JAKARTA – Selama ini, wacana pembatasan usia pengguna media sosial secara ketat didominasi oleh negara-negara seperti Australia, Prancis, atau beberapa negara bagian di Amerika Serikat. Namun, pada Sabtu (7/3/2026), Menkomdigi mengumumkan bahwa Indonesia telah mengambil langkah besar yang serupa. Pengakuan ini bukan sekadar soal pelarangan, melainkan mengenai kedaulatan digital dan tanggung jawab moral negara dalam melindungi masa depan anak-anak di tengah derasnya arus algoritma.
Kebijakan ini mencakup kewajiban verifikasi usia yang ketat oleh penyedia platform (aplikator) dan sanksi administratif bagi perusahaan teknologi yang membiarkan pengguna di bawah umur mengakses konten tanpa pengawasan sistemik.
Mengapa Langkah Indonesia Dianggap Bersejarah?

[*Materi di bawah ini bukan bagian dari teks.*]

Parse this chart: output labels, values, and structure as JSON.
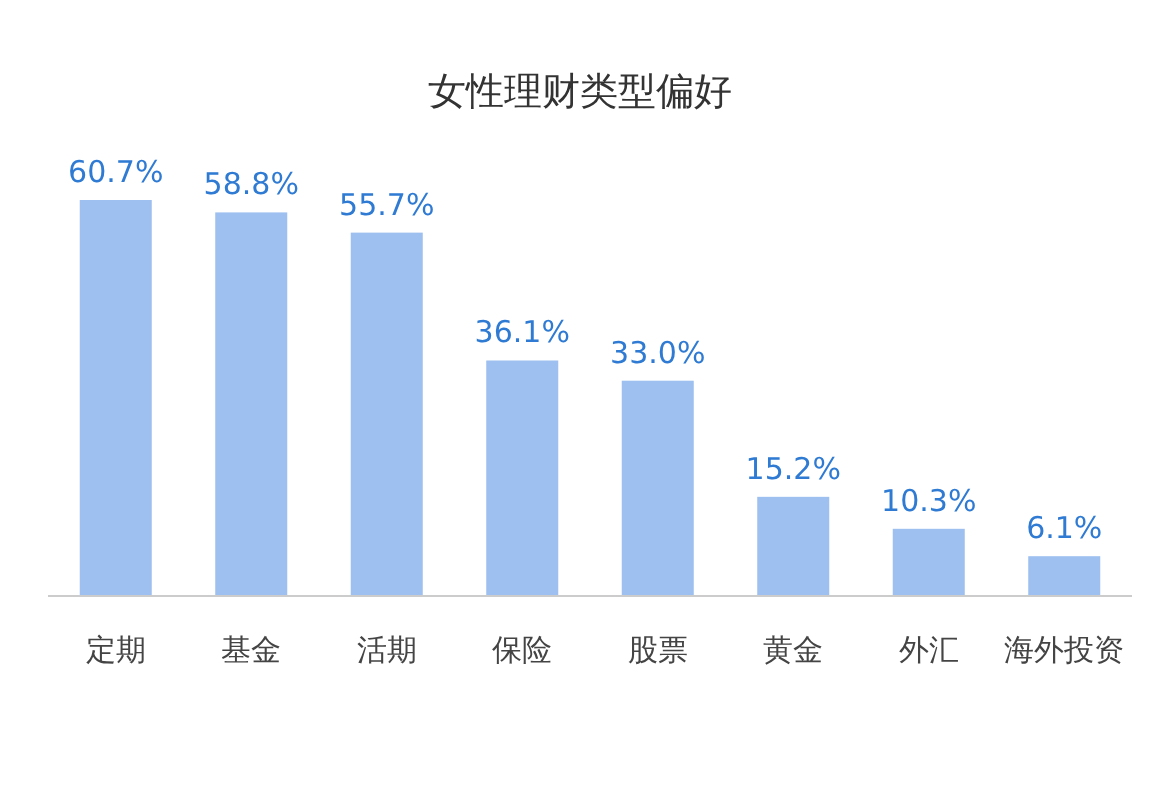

Menkomdigi menekankan bahwa sebagai negara dengan jumlah pengguna media sosial terbesar di dunia, keberanian Indonesia akan menjadi benchmark (tolok ukur) bagi negara-negara lain di Asia dan Afrika. Beberapa poin keunggulan kebijakan ini antara lain:
-
Kedaulatan Konten: Menyesuaikan standar konten berbahaya berdasarkan nilai budaya dan norma lokal Indonesia, bukan sekadar mengikuti standar global.
-
Verifikasi Berbasis Data: Mengintegrasikan sistem verifikasi usia dengan data kependudukan secara aman untuk memastikan akurasi pengguna.
-
Tanggung Jawab Korporasi: Memaksa raksasa teknologi internasional untuk lebih patuh terhadap hukum perlindungan anak di Indonesia.
-
Ekosistem Edukasi: Menyertai pembatasan dengan penyediaan platform khusus anak yang edukatif dan aman.
“Kita Tidak Lagi Sekadar Menjadi Pengikut Standar Dunia”
Langkah Menkomdigi ini diharapkan mampu menurunkan angka kecanduan internet dan kasus perundungan siber yang melibatkan anak-anak di bawah umur secara signifikan di tahun 2026 ini.
“Indonesia telah membuktikan bahwa kita mampu berdaulat di ruang digital. Menjadi negara non-Barat pertama yang mengambil langkah ini menunjukkan bahwa kita peduli pada kualitas generasi emas 2045. Kita tidak perlu menunggu izin dari raksasa teknologi dunia untuk melindungi anak-anak kita sendiri. Ini adalah pesan kuat bahwa Asia juga memiliki standar keamanan digital yang tinggi,” tegas Menkomdigi, Sabtu (7/3/2026).